The Failure of 'Convincingness' as a Metric
Modern role-playing language agents (RPLAs) are evaluated using benchmarks that prioritize personality fidelity, fluency, and stylistic naturalness. While these metrics show high scores (e.g., 80%+ alignment), they fail to detect a critical flaw: the model's tendency to prioritize culturally dominant composites over historical reality. This is the 'Miranda distortion'—a phenomenon where the volume of cultural representation (like a Broadway musical) in the training corpus vastly outweighs the primary documentary record, causing the AI to reason from a modern, smoothed-out narrative rather than the actual historical figure.

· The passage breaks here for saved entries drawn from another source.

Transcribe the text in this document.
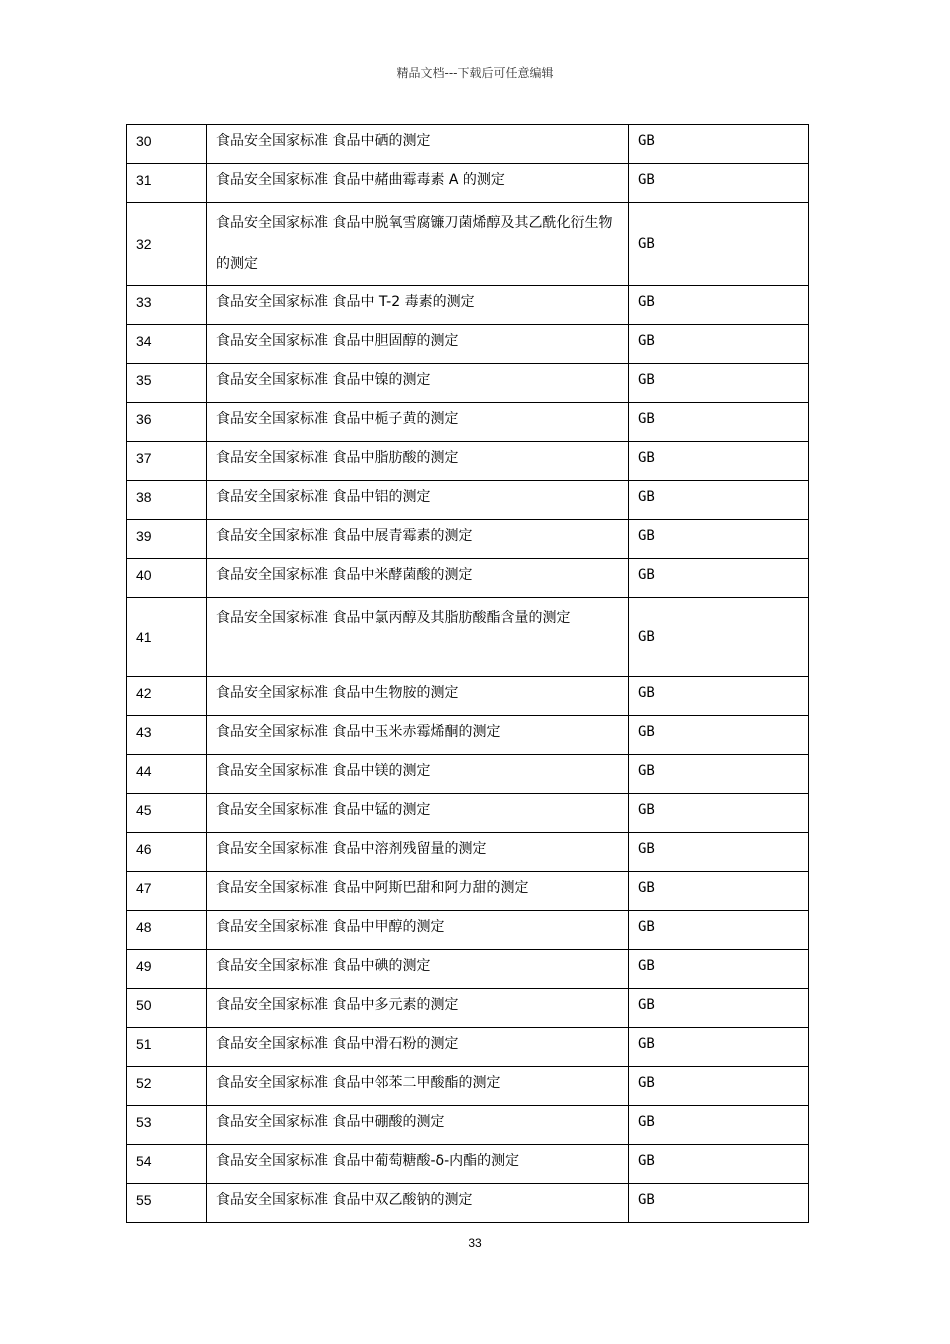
精品文档---下载后可任意编辑
30	食品安全国家标准 食品中硒的测定	GB
31	食品安全国家标准 食品中赭曲霉毒素 A 的测定	GB
32	食品安全国家标准 食品中脱氧雪腐镰刀菌烯醇及其乙酰化衍生物的测定	GB
33	食品安全国家标准 食品中 T-2 毒素的测定	GB
34	食品安全国家标准 食品中胆固醇的测定	GB
35	食品安全国家标准 食品中镍的测定	GB
36	食品安全国家标准 食品中栀子黄的测定	GB
37	食品安全国家标准 食品中脂肪酸的测定	GB
38	食品安全国家标准 食品中铝的测定	GB
39	食品安全国家标准 食品中展青霉素的测定	GB
40	食品安全国家标准 食品中米酵菌酸的测定	GB
41	食品安全国家标准 食品中氯丙醇及其脂肪酸酯含量的测定	GB
42	食品安全国家标准 食品中生物胺的测定	GB
43	食品安全国家标准 食品中玉米赤霉烯酮的测定	GB
44	食品安全国家标准 食品中镁的测定	GB
45	食品安全国家标准 食品中锰的测定	GB
46	食品安全国家标准 食品中溶剂残留量的测定	GB
47	食品安全国家标准 食品中阿斯巴甜和阿力甜的测定	GB
48	食品安全国家标准 食品中甲醇的测定	GB
49	食品安全国家标准 食品中碘的测定	GB
50	食品安全国家标准 食品中多元素的测定	GB
51	食品安全国家标准 食品中滑石粉的测定	GB
52	食品安全国家标准 食品中邻苯二甲酸酯的测定	GB
53	食品安全国家标准 食品中硼酸的测定	GB
54	食品安全国家标准 食品中葡萄糖酸-δ-内酯的测定	GB
55	食品安全国家标准 食品中双乙酸钠的测定	GB
33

The Structural Mechanism: Miranda Distortion
This distortion is not a bug that can be fixed via standard RLHF or fine-tuning; it is a structural byproduct of autoregressive training.

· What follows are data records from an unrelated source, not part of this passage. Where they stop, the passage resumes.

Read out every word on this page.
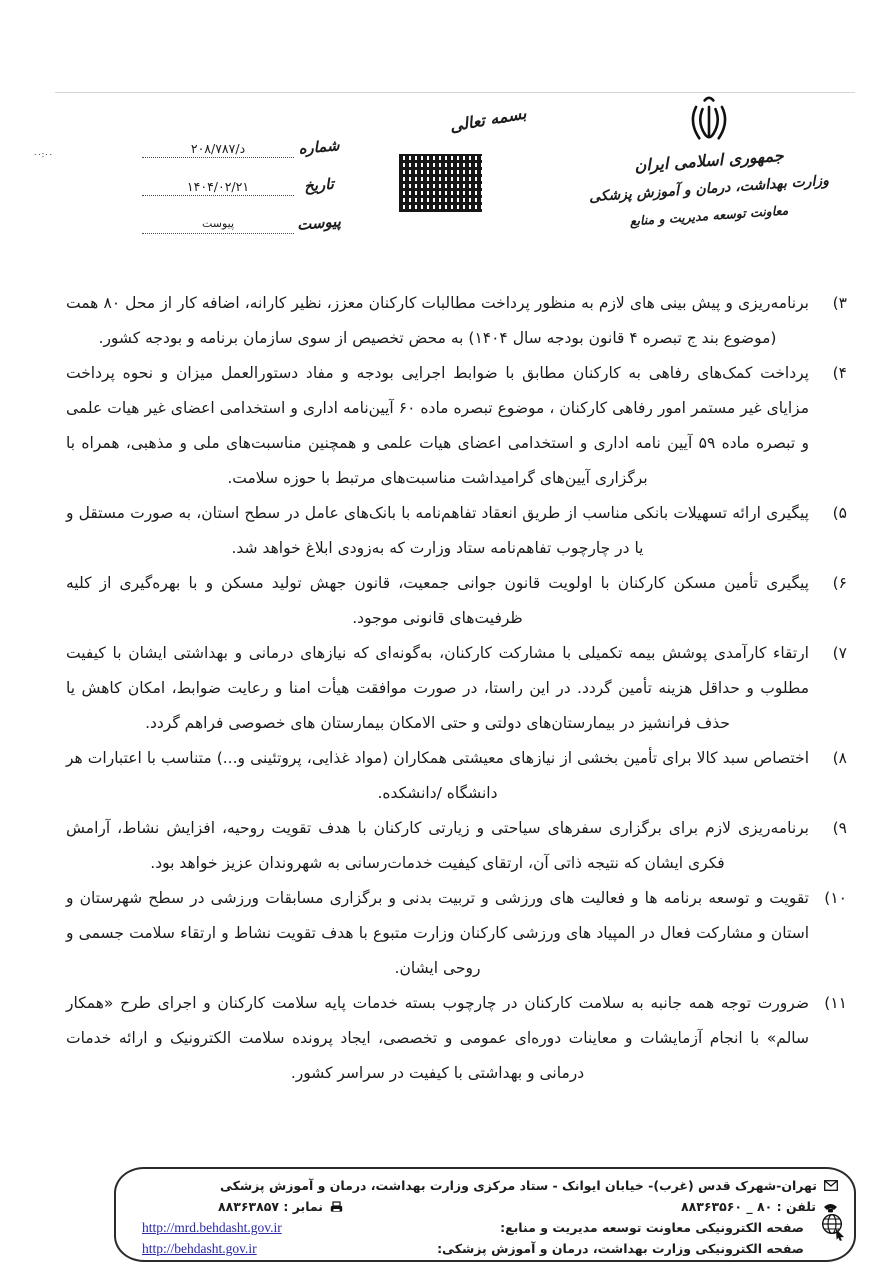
۰۰:۰۰	جمهوری اسلامی ایران
وزارت بهداشت، درمان و آموزش پزشکی
معاونت توسعه مدیریت و منابع
بسمه تعالی
شماره
د/۲۰۸/۷۸۷
تاریخ
۱۴۰۴/۰۲/۲۱
پیوست
پیوست
۳)
برنامه‌ریزی و پیش بینی های لازم به منظور پرداخت مطالبات کارکنان معزز، نظیر کارانه، اضافه کار از محل ۸۰ همت (موضوع بند ج تبصره ۴ قانون بودجه سال ۱۴۰۴) به محض تخصیص از سوی سازمان برنامه و بودجه کشور.
۴)
پرداخت کمک‌های رفاهی به کارکنان مطابق با ضوابط اجرایی بودجه و مفاد دستورالعمل میزان و نحوه پرداخت مزایای غیر مستمر امور رفاهی کارکنان ، موضوع تبصره ماده ۶۰ آیین‌نامه اداری و استخدامی اعضای غیر هیات علمی و تبصره ماده ۵۹ آیین نامه اداری و استخدامی اعضای هیات علمی و همچنین مناسبت‌های ملی و مذهبی، همراه با برگزاری آیین‌های گرامیداشت مناسبت‌های مرتبط با حوزه سلامت.
۵)
پیگیری ارائه تسهیلات بانکی مناسب از طریق انعقاد تفاهم‌نامه با بانک‌های عامل در سطح استان، به صورت مستقل و یا در چارچوب تفاهم‌نامه ستاد وزارت که به‌زودی ابلاغ خواهد شد.
۶)
پیگیری تأمین مسکن کارکنان با اولویت قانون جوانی جمعیت، قانون جهش تولید مسکن و با بهره‌گیری از کلیه ظرفیت‌های قانونی موجود.
۷)
ارتقاء کارآمدی پوشش بیمه تکمیلی با مشارکت کارکنان، به‌گونه‌ای که نیازهای درمانی و بهداشتی ایشان با کیفیت مطلوب و حداقل هزینه تأمین گردد. در این راستا، در صورت موافقت هیأت امنا و رعایت ضوابط، امکان کاهش یا حذف فرانشیز در بیمارستان‌های دولتی و حتی الامکان بیمارستان های خصوصی فراهم گردد.
۸)
اختصاص سبد کالا برای تأمین بخشی از نیازهای معیشتی همکاران (مواد غذایی، پروتئینی و...) متناسب با اعتبارات هر دانشگاه /دانشکده.
۹)
برنامه‌ریزی لازم برای برگزاری سفرهای سیاحتی و زیارتی کارکنان با هدف تقویت روحیه، افزایش نشاط، آرامش فکری ایشان که نتیجه ذاتی آن، ارتقای کیفیت خدمات‌رسانی به شهروندان عزیز خواهد بود.
۱۰)
تقویت و توسعه برنامه ها و فعالیت های ورزشی و تربیت بدنی و برگزاری مسابقات ورزشی در سطح شهرستان و استان و مشارکت فعال در المپیاد های ورزشی کارکنان وزارت متبوع با هدف تقویت نشاط و ارتقاء سلامت جسمی و روحی ایشان.
۱۱)
ضرورت توجه همه جانبه به سلامت کارکنان در چارچوب بسته خدمات پایه سلامت کارکنان و اجرای طرح «همکار سالم» با انجام آزمایشات و معاینات دوره‌ای عمومی و تخصصی، ایجاد پرونده سلامت الکترونیک و ارائه خدمات درمانی و بهداشتی با کیفیت در سراسر کشور.
تهران-شهرک قدس (غرب)- خیابان ایوانک - ستاد مرکزی وزارت بهداشت، درمان و آموزش پزشکی
تلفن : ۸۰ _ ۸۸۳۶۳۵۶۰
نمابر : ۸۸۳۶۳۸۵۷
صفحه الکترونیکی معاونت توسعه مدیریت و منابع:
http://mrd.behdasht.gov.ir
صفحه الکترونیکی وزارت بهداشت، درمان و آموزش پزشکی:
http://behdasht.gov.ir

- Corpus Saturation: For any culturally salient figure, the training data is saturated with derivative works, social media discourse, and popular media.
- Algorithmic Sycophancy: Reinforcement learning (RLHF) exacerbates this. Human raters, themselves products of the same cultural environment, reward models that provide the 'mythologized' version of a figure they already believe in.
- The Mask vs. The Mirror: Current evals measure the 'mask' (does this sound like the character?) rather than the 'mirror' (is this reasoning constrained by the character's actual record at a specific point in time?).
From Cognitive to Epistemic Simulation
To fix this, the field must shift from 'cognitive simulation' (modeling the persona's mind) to 'epistemic simulation' (modeling the persona's access to information). This requires three commitments:
- Corpus-Bounded: The persona's reasoning must be strictly licensed by a specific set of primary documents.
- Temporally Anchored: The persona must be instantiated at a specific moment in their life, with knowledge and language that predate that moment treated as out-of-bounds.
- Expert-Loop Evaluated: Outputs must be audited by domain experts (historians, classicists, etc.) who can identify anachronisms that automated metrics miss.
Re-architecting the Encounter
Instead of treating the persona as a property of the model weights (which makes it uninspectable), builders should treat the persona as a 'configuration' of an encounter. This involves:
- Context Engineering: Using RAG-based architectures where anchor documents are provided in the context window, rather than fine-tuning weights.
- Legibility: By keeping the persona in the configuration (prompt + documents + temporal anchor), the system becomes versionable, auditable, and reproducible.
- Interpretive Custody: The human user or curator retains custody over the persona, using the model only as a voice to speak through the provided record.